Abstract 13041: Identification of a Human Resistin Receptor That Mediates Inflammatory Actions
Background: Resistin is an adipokine first identified as a mediator of insulin resistance in obese mice. In human, however, resistin mainly resides in peripheral blood mononuclear cells and aggravates atherosclerosis by stimulating monocytes to induce vascular inflammation. Nevertheless, the receptor and intracellular signaling of human resistin have not yet been clarified.

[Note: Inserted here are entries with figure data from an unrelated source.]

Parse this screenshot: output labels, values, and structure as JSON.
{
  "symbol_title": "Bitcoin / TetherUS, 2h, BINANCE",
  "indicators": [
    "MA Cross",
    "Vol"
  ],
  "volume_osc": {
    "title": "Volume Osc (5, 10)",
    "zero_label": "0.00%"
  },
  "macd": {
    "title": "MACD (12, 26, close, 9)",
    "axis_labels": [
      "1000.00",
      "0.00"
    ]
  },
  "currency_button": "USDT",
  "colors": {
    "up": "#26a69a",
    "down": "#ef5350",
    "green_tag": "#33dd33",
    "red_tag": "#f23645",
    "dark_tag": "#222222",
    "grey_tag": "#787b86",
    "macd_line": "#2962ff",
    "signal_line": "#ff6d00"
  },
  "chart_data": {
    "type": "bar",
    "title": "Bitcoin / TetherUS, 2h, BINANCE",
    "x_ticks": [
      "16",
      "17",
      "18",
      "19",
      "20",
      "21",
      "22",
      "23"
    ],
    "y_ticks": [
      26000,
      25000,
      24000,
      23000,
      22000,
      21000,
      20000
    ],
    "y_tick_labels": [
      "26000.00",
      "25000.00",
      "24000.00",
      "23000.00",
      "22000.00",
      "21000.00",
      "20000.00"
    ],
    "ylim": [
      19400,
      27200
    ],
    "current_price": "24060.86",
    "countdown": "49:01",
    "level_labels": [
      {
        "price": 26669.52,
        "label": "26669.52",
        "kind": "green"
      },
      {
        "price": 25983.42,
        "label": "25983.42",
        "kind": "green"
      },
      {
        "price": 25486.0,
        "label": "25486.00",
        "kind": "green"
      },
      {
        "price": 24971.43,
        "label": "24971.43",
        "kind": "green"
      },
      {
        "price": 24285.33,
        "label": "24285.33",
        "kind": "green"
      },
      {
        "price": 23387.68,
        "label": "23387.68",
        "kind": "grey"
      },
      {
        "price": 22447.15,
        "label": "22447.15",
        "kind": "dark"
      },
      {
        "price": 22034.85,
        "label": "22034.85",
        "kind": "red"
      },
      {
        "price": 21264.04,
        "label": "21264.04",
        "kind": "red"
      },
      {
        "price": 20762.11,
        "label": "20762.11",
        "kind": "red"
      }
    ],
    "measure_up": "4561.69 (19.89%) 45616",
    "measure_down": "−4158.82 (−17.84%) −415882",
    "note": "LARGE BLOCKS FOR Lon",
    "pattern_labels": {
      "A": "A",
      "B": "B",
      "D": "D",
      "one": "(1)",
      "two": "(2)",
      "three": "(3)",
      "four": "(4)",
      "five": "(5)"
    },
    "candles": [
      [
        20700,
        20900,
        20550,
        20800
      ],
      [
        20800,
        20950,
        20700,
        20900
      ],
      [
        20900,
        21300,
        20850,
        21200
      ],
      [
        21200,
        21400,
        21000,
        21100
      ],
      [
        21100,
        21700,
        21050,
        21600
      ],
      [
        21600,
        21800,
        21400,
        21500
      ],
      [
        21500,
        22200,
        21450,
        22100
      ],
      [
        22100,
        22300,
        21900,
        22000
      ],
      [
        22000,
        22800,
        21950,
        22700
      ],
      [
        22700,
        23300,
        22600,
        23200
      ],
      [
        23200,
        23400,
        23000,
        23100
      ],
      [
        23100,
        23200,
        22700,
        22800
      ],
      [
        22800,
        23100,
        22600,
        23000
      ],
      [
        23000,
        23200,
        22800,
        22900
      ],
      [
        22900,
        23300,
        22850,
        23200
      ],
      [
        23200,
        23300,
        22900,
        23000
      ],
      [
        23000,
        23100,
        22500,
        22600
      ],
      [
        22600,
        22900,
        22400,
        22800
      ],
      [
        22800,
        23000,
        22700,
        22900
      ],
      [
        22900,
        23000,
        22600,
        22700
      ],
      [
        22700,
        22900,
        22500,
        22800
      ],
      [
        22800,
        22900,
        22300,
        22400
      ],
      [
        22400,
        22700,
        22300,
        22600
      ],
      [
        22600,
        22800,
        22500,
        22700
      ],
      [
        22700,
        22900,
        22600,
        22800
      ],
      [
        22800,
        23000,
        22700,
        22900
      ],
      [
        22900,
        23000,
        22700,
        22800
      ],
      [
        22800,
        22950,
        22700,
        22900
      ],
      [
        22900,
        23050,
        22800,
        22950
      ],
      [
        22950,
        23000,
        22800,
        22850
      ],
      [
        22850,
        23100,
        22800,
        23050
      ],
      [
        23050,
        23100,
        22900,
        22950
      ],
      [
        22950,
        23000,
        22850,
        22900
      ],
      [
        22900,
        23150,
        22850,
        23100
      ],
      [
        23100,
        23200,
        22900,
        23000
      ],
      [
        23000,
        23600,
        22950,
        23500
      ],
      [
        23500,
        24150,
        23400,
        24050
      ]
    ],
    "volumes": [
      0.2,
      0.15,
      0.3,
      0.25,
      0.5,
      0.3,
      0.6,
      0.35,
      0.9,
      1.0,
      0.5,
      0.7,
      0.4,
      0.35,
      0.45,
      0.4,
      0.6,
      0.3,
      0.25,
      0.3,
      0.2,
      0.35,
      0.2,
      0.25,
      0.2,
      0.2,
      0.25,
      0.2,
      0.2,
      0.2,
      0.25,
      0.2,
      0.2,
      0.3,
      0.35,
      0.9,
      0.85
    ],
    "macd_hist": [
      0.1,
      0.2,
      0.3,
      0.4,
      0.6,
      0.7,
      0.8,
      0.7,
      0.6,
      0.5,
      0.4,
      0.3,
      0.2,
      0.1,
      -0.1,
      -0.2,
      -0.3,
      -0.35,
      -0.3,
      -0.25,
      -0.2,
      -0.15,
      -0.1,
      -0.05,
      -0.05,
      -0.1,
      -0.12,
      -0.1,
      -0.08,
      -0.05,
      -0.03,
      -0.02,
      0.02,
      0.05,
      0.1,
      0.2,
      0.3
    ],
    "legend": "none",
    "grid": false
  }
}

Methods and Results: Here, we identified adenylyl cyclase-associated protein 1 (CAP1) as a novel functional receptor for human resistin and clarified its intracellular signaling pathway to modulate inflammatory action of monocytes (Figure 1). The process to find the receptor using mFc-hResistin fusion protein was illustrated in Figure2. We found that human resistin directly binds to CAP1 in human monocytes to mediate up-regulation of intracellular cAMP concentration, PKA activity and NF-kB related transcription of inflammatory cytokines such as IL-6, TNFα. We cloned three different deletion mutants of human CAP1 and demonstrated that resistin binds to proline-rich SH3 binding domain of CAP1. Furthermore, Adenovirus-mediated over-expression of CAP1 in monocytes resulted in the increased cAMP, PKA and NF-kB activities by resistin, and these CAP1-over-expressed monocytes aggravated adipose tissue inflammation in humanized resistin mouse obesity model. In contrast, suppression of CAP1 expression by small-interfering RNA abrogated the resistin-mediated activity of monocytes both in vitro and in vivo.
Conclusions: CAP1 serves as the most important functional receptor for resistin and plays pivotal roles in the inflammatory actions of monocytes through cAMP dependent signaling pathway.
- © 2012 by American Heart Association, Inc.